The single most important thing on Smith & Wollensky’s checklist is the ability to have an exterior look that is different from everybody else. That’s the deal-breaker — and the hardest part to find. We can’t put it in any old big office building because the owners won’t let us do that. We want people to drive by, not read the name, and say, “That’s Smith & Wollensky.” We started out like that with our first building, on the corner of Forty-ninth Street and Third Avenue, so it became our brand.
The other thing is that we build big restaurants. We’ve got seven hundred seats in most of our places, so we need the square footage. That’s an economic decision, not an atmosphere one. Big box, big tickets — that’s our formula.
The restaurant business does come down to real estate, though. A restaurant owner is renting or sub-letting you a piece of real estate for the evening, and how long you sit there and how much you spend determines whether they’re going to be successful or not.
Once I was in the $75 ticket business, then I started looking around and getting other ideas. I like to fill holes — figure out what’s missing and supply it. I opened Park Avenue and The Post House and the Manhattan Ocean Club, which has since turned into Quality Meats.
NCR: What’s missing in the New York City restaurant-scape right now?
Stillman: There’s very little missing in New York at the moment. It’s the food capital of the world, in my opinion. There is still room for originality — for example, my son, Michael, opened up the only Polynesian restaurant in town. There are not many holes like that to be filled, but there are other kinds of holes — the kind that you can fill with décor, atmosphere, prices, and imagination. And there are geographical holes — for example, I personally think that in Midtown, there is room for a high-end Indian restaurant.
Of course, you don’t have to open up something that fills a hole. There are a lot of people doing perfectly good business opening up more same-old steakhouses. That’s just not where the fun is for me.
NCR: Are there any current food trends that you find particularly intriguing?

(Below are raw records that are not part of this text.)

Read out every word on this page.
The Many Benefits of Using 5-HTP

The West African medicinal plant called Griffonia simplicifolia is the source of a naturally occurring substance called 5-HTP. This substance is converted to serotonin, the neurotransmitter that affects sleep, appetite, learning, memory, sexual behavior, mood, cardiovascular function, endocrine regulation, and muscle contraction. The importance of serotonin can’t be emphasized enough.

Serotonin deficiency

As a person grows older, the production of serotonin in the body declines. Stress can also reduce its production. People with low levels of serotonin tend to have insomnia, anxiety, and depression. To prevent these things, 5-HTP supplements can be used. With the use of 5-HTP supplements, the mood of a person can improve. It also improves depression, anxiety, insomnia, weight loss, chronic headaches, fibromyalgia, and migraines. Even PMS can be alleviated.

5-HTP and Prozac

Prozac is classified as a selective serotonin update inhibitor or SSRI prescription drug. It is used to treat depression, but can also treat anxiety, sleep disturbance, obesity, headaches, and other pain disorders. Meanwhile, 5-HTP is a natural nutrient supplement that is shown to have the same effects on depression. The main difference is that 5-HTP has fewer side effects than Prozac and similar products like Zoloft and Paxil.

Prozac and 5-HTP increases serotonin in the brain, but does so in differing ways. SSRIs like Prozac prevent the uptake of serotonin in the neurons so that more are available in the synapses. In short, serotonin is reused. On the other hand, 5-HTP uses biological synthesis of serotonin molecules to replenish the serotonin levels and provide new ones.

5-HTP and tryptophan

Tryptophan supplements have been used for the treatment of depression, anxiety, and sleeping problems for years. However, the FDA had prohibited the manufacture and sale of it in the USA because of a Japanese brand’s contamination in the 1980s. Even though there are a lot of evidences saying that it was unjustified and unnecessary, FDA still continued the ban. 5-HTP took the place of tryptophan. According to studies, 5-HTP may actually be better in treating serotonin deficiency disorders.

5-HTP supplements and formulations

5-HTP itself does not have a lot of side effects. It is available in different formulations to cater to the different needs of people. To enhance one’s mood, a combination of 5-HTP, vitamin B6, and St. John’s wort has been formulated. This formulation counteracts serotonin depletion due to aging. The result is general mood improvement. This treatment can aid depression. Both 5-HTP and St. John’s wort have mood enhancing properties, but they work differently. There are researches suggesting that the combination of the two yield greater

Stillman: I don’t quite get the celebrity chef thing. What are these guys doing cooking meals on television? And why do they have multiple restaurants? Star chefs used to have a restaurant, and when you went there, he cooked for you. To me, if you’re not in the kitchen cooking, then I’m not eating your food.
I’m not condemning Wolfgang Puck and the others, but this celebrity chef trend has changed the feeling of what cooking is at a certain level.
Now Steve Wynn, with his hotels in Las Vegas, put his foot down and made star chefs sign multi-year contracts that they would be there five nights a week. Mr. Wynn has got 1500 rooms and a gambling empire on top of the restaurants, so he can afford to go to Paul Bartolotta and pay him a million dollars a year to be there five nights a week. And the result is probably the best Italian seafood restaurant in the whole world.
NCR: Do you prefer eating out at restaurants or eating at home?
Stillman: By choice, I would eat out six nights a week. It’s better and easier — and even if you were wealthy enough to have a personal chef who did all the work for you, it seems to me as though it would get boring after a while. I want to go out and see what’s going on in the city, and try different cuisines, and different cooking styles. The only reason I’d want to stay home once in a while is that maybe I want to watch a movie or read a book over dinner.
I eat in one of my own restaurants once a week. The rest is split: two-thirds, places I know and love; and one-third, new places I want to try. In my head, I’m not going for business reasons, but my wife will tell you that when I’m out, whether I know the place or not, if she allowed me I’d pull out a pen and paper and start taking notes. She’s probably right. I’m a great stealer. I see things and bring them back to the business all the time.
[NOTE: I owe an enormous thanks to Alan Stillman for sharing his time and reminiscences so generously, and to Krista Ninivaggi, who coordinated and co-conducted the interview.]